The Mexican Year is a fictional blog about a chance encounter in Tijuana. Nick is a jaded American graduate student committed to his doctoral research and not much else. Nooshin is a married Iranian-American girl boxed in by her husband, her family, and her choices. They cross paths when they cross the border, two strangers who find themselves journeying into Tijuana and across Mexico, sometimes together, sometimes apart.

I’m Odin Soli, a thirtysomething family guy and technology executive based in Minnesota. I’ve been exploring the intersection of writing and the Internet since the mid-1990s. I used to publish a million words a year, but I’ve slowed down.

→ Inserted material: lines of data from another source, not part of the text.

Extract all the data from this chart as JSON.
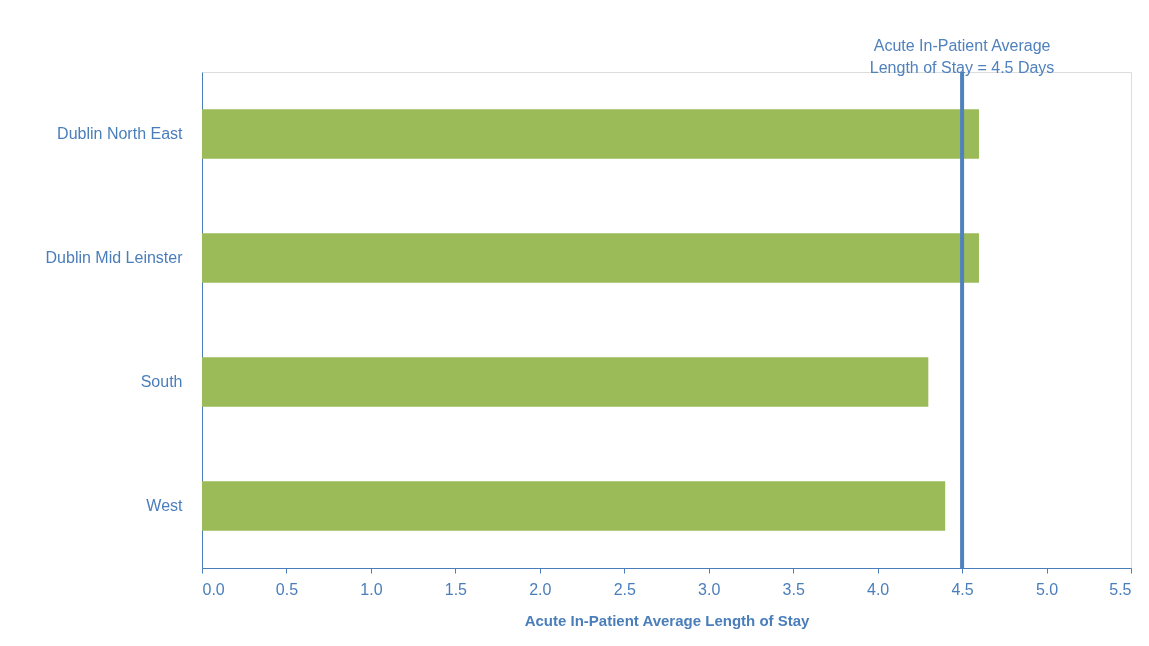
{
  "chart_data": {
    "type": "bar",
    "orientation": "horizontal",
    "xlabel": "Acute In-Patient Average Length of Stay",
    "categories": [
      "Dublin North East",
      "Dublin Mid Leinster",
      "South",
      "West"
    ],
    "values": [
      4.6,
      4.6,
      4.3,
      4.4
    ],
    "color": "#9bbb59",
    "xlim": [
      0,
      5.5
    ],
    "xticks": [
      {
        "value": 0,
        "label": "0.0"
      },
      0.5,
      {
        "value": 1,
        "label": "1.0"
      },
      1.5,
      {
        "value": 2,
        "label": "2.0"
      },
      2.5,
      {
        "value": 3,
        "label": "3.0"
      },
      3.5,
      {
        "value": 4,
        "label": "4.0"
      },
      4.5,
      {
        "value": 5,
        "label": "5.0"
      },
      5.5
    ],
    "grid": false,
    "ref_lines": [
      {
        "axis": "x",
        "value": 4.5,
        "label": "Acute In-Patient  Average\nLength of Stay = 4.5 Days",
        "color": "#4f81bd"
      }
    ]
  }
}
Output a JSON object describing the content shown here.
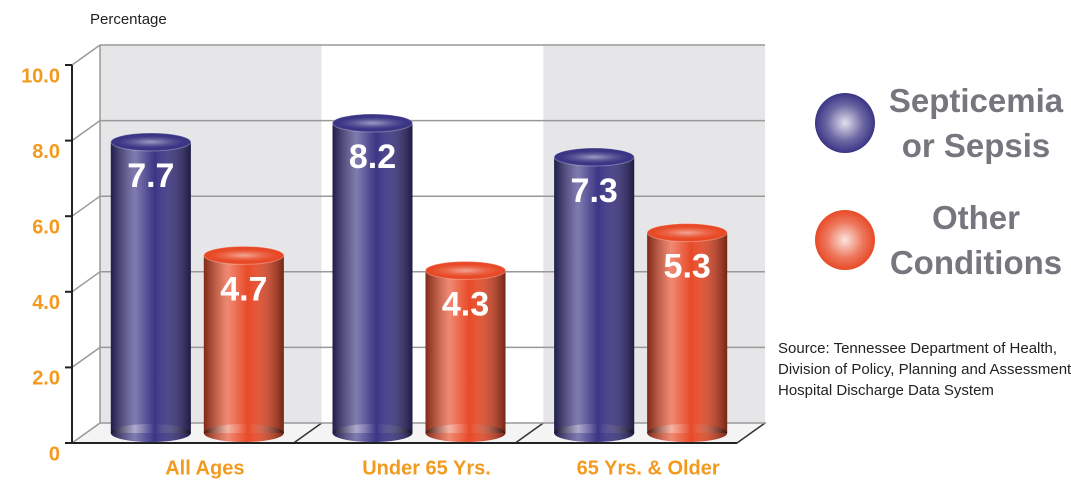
{
  "chart_data": {
    "type": "bar",
    "y_label": "Percentage",
    "categories": [
      "All Ages",
      "Under 65 Yrs.",
      "65 Yrs. & Older"
    ],
    "series": [
      {
        "name": "Septicemia or Sepsis",
        "color": "#3b3585",
        "values": [
          7.7,
          8.2,
          7.3
        ]
      },
      {
        "name": "Other Conditions",
        "color": "#e84a27",
        "values": [
          4.7,
          4.3,
          5.3
        ]
      }
    ],
    "ylim": [
      0,
      10
    ],
    "yticks": [
      0,
      {
        "value": 2,
        "label": "2.0"
      },
      {
        "value": 4,
        "label": "4.0"
      },
      {
        "value": 6,
        "label": "6.0"
      },
      {
        "value": 8,
        "label": "8.0"
      },
      {
        "value": 10,
        "label": "10.0"
      }
    ],
    "grid": true,
    "source": "Source: Tennessee Department of Health, Division of Policy, Planning and Assessment, Hospital Discharge Data System"
  }
}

My best-known project to date is Plain Layne (2001-2004), which was called everything from “best soap opera on the Internet” to the textural predecessor of lonelygirl15. It was a fictional blog that touched the lives of over 500,000 people and received media coverage in Macleans, TIME Magazine, The New York Times, Haaretz, Der Spiegel, National Public Radio, San Jose Mercury News, St. Paul Pioneer Press, and City Pages. My prior projects include The Sex Pistols are Alive and Well and Living in Sohatsenango (2000-2001), Trotsky in Exile (1999-2000), One Man, Two Women, and 6 Million Lines of Code (1998), and Goodbye Yugoslavia (1995-1997).

I have several goals with The Mexican Year. Considering this is version 1.2, the most important is just finishing.